Now, when some people do anything they are forever stopping to see how much they have finished, as if they hated to work and wished that they didn't have to. But Benny Badger was not like them. He loved to dig. And instead of wishing that it wasn't far to the ground squirrel's chamber he kept hoping that it was a good, long tunnel, so that he might have plenty of fun digging his way to the end of it.

He didn't pause to look back at the pile of dirt he had thrown behind him. In fact, he didn't stop for anything—not even to take a long breath—until he noticed a sound that made him pause and listen for a few moments.

It was a yapping, growling noise that caught Benny Badger's ear—a noise that changed, while he listened, to a howl, and then suddenly ended as it had begun.

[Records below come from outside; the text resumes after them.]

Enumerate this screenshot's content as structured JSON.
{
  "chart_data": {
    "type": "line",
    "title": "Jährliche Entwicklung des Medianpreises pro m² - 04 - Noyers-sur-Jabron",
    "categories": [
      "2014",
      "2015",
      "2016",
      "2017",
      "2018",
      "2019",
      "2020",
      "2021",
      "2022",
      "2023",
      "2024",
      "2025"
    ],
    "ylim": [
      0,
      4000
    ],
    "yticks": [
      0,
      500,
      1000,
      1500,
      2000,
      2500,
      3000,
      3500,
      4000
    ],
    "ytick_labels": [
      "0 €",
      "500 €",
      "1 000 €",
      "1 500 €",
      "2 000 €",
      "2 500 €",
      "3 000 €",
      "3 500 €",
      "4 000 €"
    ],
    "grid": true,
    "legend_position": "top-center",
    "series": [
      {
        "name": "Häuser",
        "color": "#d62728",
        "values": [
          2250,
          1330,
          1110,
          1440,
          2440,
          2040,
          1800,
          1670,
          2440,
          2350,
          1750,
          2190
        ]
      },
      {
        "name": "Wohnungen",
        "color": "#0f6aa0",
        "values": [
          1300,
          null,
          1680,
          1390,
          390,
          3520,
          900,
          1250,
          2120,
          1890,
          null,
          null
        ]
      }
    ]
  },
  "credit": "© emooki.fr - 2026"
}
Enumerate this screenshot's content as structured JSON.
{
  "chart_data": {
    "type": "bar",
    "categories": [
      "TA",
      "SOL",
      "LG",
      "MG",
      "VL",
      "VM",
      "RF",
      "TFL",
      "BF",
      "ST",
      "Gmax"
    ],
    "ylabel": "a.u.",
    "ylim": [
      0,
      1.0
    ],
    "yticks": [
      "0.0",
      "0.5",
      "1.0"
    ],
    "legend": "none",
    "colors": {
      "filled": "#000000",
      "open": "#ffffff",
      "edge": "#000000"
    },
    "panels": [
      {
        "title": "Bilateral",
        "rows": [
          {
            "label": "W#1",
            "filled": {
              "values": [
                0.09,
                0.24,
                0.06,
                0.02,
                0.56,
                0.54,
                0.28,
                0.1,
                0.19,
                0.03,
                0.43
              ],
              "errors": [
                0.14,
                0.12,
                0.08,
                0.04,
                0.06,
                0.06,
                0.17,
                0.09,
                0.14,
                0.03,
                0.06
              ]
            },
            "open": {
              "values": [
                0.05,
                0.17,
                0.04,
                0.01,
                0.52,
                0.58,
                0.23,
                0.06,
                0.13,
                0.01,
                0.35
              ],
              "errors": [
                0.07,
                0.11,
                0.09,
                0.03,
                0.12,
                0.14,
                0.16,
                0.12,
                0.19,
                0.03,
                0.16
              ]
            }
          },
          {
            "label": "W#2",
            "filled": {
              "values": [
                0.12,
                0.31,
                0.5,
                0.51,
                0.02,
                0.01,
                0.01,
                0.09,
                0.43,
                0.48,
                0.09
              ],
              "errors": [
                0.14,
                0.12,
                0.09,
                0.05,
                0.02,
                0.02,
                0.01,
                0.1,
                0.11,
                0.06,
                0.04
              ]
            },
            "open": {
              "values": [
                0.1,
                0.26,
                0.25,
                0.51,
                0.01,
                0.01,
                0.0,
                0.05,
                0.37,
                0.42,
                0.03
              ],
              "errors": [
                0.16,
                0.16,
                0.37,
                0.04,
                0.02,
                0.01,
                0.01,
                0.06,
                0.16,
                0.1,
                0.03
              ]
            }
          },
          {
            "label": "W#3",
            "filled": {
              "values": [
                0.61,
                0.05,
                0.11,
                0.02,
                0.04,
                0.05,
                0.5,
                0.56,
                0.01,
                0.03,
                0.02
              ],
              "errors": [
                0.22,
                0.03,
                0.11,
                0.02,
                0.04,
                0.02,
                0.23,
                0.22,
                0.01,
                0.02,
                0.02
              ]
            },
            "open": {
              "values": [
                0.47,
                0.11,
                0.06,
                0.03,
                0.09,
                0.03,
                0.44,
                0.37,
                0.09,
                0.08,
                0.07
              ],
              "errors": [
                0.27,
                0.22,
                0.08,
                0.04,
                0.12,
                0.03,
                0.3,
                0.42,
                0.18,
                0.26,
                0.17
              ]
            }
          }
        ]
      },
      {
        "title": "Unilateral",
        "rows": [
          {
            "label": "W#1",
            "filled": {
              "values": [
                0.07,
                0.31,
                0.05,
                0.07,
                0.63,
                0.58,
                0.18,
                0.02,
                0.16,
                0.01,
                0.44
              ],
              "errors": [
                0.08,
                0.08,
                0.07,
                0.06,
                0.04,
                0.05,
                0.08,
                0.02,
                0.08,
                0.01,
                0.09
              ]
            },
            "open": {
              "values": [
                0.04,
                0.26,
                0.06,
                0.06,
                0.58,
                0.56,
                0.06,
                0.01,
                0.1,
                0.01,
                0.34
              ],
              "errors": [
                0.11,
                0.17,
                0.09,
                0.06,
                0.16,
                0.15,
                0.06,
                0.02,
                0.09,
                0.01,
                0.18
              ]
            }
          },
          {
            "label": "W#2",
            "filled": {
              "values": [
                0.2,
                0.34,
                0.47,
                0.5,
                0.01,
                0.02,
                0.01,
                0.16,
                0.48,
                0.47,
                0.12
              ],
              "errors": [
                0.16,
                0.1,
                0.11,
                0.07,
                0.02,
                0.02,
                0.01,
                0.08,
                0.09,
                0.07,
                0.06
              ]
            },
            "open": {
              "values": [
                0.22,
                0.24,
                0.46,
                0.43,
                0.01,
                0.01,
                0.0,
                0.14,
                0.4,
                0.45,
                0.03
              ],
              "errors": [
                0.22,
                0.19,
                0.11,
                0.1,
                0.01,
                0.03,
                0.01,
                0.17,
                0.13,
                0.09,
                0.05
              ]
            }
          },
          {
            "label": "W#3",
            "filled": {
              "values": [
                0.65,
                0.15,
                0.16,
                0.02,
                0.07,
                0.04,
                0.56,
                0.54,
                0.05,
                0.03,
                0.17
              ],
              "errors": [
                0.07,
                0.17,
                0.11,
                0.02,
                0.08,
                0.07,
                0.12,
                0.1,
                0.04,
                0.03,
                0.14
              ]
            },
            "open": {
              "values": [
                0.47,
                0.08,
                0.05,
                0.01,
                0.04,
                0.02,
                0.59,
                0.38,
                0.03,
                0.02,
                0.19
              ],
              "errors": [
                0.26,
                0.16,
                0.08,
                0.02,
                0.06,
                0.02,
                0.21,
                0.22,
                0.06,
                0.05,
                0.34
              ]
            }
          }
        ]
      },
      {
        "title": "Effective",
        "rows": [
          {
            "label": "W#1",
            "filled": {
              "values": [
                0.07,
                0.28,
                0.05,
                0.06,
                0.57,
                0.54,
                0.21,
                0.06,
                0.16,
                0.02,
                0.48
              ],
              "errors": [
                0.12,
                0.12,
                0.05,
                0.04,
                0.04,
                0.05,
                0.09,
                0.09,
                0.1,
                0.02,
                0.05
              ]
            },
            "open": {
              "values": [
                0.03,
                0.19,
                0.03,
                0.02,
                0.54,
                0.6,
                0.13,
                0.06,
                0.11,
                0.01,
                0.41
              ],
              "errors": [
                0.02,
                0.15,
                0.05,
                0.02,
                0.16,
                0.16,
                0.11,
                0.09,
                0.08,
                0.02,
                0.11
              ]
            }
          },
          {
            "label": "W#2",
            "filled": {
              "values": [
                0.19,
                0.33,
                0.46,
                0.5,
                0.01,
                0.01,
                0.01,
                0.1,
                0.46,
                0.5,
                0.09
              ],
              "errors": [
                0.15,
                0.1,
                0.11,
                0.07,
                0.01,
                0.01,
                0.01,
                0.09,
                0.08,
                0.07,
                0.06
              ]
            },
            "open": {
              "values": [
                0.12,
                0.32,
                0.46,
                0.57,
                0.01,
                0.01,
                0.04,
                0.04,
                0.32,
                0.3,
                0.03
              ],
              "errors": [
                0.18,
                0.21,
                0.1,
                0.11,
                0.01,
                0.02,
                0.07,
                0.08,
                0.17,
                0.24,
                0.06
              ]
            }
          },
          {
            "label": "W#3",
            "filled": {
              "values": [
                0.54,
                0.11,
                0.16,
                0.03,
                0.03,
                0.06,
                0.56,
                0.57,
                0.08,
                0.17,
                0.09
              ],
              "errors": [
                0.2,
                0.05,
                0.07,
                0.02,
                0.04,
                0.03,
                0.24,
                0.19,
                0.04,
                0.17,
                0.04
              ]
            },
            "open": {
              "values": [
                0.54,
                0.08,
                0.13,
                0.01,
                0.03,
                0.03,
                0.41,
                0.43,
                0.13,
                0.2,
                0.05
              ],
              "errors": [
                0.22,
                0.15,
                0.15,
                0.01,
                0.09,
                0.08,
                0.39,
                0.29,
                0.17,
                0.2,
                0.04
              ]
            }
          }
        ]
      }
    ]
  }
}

That call, coming as it did out of the night, would have frightened many people. Not knowing just what it was, they might have thought it sounded like the cry of a wolf. But Benny Badger showed not the least sign of fear. On the contrary, he seemed almost angry with himself because he had stopped even for a few moments to listen.

"Oh, fudge!" he said—or something a good deal like that. "It's nothing but a Coyote."

And then he went to digging faster than ever, to make up for lost time.

He hadn't been working long after that when Mr. Coyote's call made him back out of the hole and listen once more.

"Shucks!" said Benny Badger—or something like that, anyhow. "He's coming this way."

Anyone could have seen that Benny Badger was not pleased. But he continued his work just the same. And he made the dirt fly even more furiously than before, because he wanted to reach the end of the ground squirrel's tunnel before Mr. Coyote arrived on the scene.

It happened that Mr. Coyote was stalking slowly across the country in the moonlight, headed for no place in particular. So Benny Badger had time to burrow his way to the ground squirrel's bedroom without being interrupted.

And then Benny met with a sad disappointment. The owner of the burrow was not at home! Benny knew that he could not have been gone long, because the bed of dried grasses was still warm.

It was plain that Mr. Ground Squirrel had awakened and heard the sound of Benny Badger's digging. And there was no doubt that he had sprung up in a hurry and rushed out of his back door, while Benny made his way through the front one.

Benny Badger tried to console himself with the thought that anyhow he had had the fun of digging. But he was very hungry. And there was no supper in sight anywhere.

He was just about to renew his search for fresh ground squirrels' holes, when who should appear but Mr. Coyote himself, with a knowing smile upon his narrow face.